The two front runners are both protease inhibitors (PIs) - Victrelis (boceprevir) from Merck & Co and telaprevir from Vertex, Tibotec and Mitsubishi Tanabe Pharma. Launches of both drugs are expected this year and snapping at their heels are second generation PIs such as Boehringer Ingelheim’s BI 201335 – an oral once-daily offering which has just moved into Phase III and been fast-tracked by the US Food and Drug Administration.

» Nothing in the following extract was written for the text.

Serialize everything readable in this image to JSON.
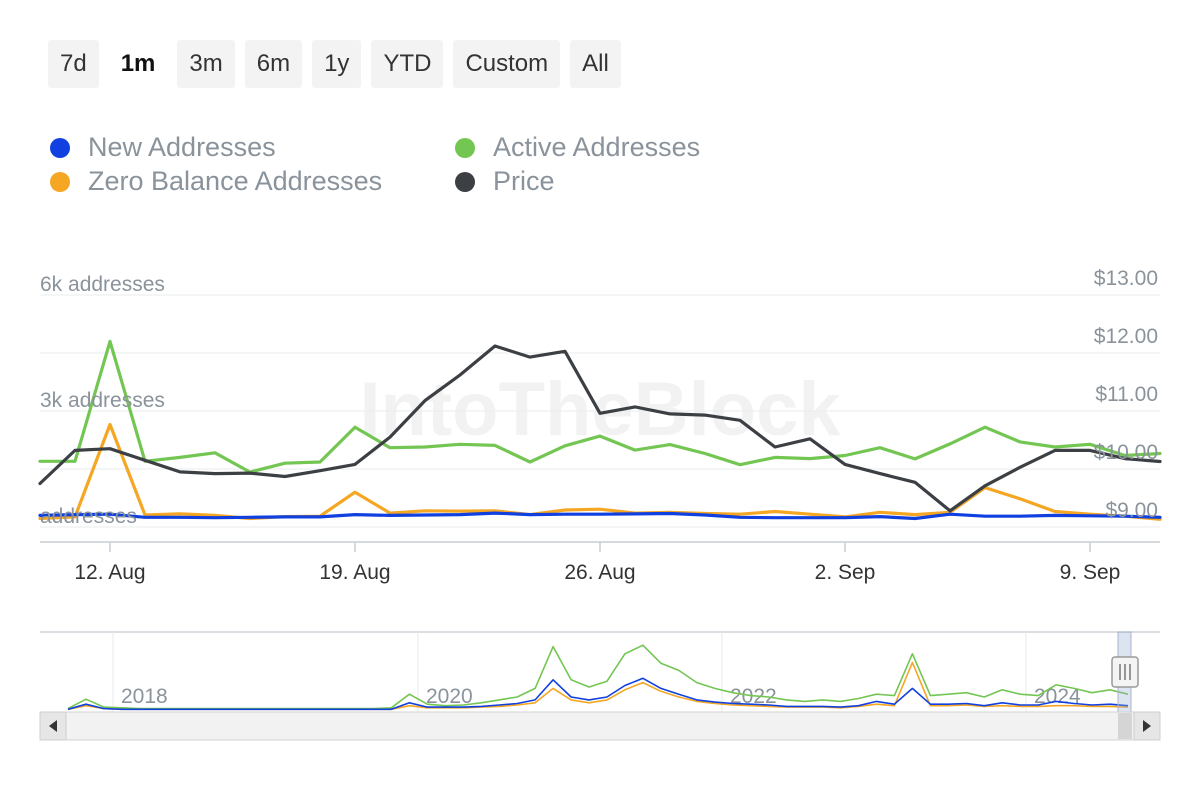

Boceprevir is given three times a day; telaprevir every eight hours. Asked how clinicians would choose between the two PIs, Prof Thursz said that although there was no head-to-head data, the products differed in their side effect profiles: “With boceprevir there is more anaemia and dysgeusia (foul taste in the mouth) and with telaprevir, the main side effect is a rash which some patients may not be able to tolerate.”

'Remarkable' results

Overall, he said that results with the new PIs were “remarkable”, offering unprecedented levels of sustained virological response, however the drugs still need to be given against a relatively toxic ‘back-bone’ of pegylated interferon-alfa plus ribavirin.  For him, the "light at the end of the tunnel" would be an interferon-free regimen, such as combination therapy with a PI plus an NS5b-polymerase or NS5a inhibitor.

Boehringer’s HCV polymerase inhibitor BI 207127 has been FDA- fast-tracked in combination with the German firm’s aforementioned BI 201335. Bristol-Myers Squibb is trialling its PI, BMS 650032, in combination with the NS5A inhibitor BMS 790052 – albeit in a quadruple regimen with PEG-IFN/ribavirin.

Prof Thursz sounded a note of caution about potential resistance to PIs. “We are going to face a problem with resistant variants,” he said. “These new drugs will need to be handled by specialists who have some understanding of these patterns of resistance and their future implications.”

Patients not getting proper treatment

He concluded that despite ‘fantastic’ new drugs upcoming for hepatitis C, they would have little impact on the global burden of this potentially eradicable disease unless health policies change (up to 170 million people are estimated to be infected with the virus). France has the highest rates of treatment in the European Union, but even there only 16% of hepatitis C patients currently receive treatment.  “In the UK, I am embarrassed to say, only 3% of our hepatitis C patients receive treatment. We cannot expect to have much of an impact if we do not screen and treat patients and get rid of the virus,” he said.

In other presentations, early data from Phase I trials of an HCV vaccine were unveiled. Two studies flagged by EASL reported high immunogenicity and good safety profile for a novel T-cell vaccine based on adenovirus vectors (abstracts 750 and 2104). The therapeutic vaccine is being developed by a team at the University of Oxford, UK.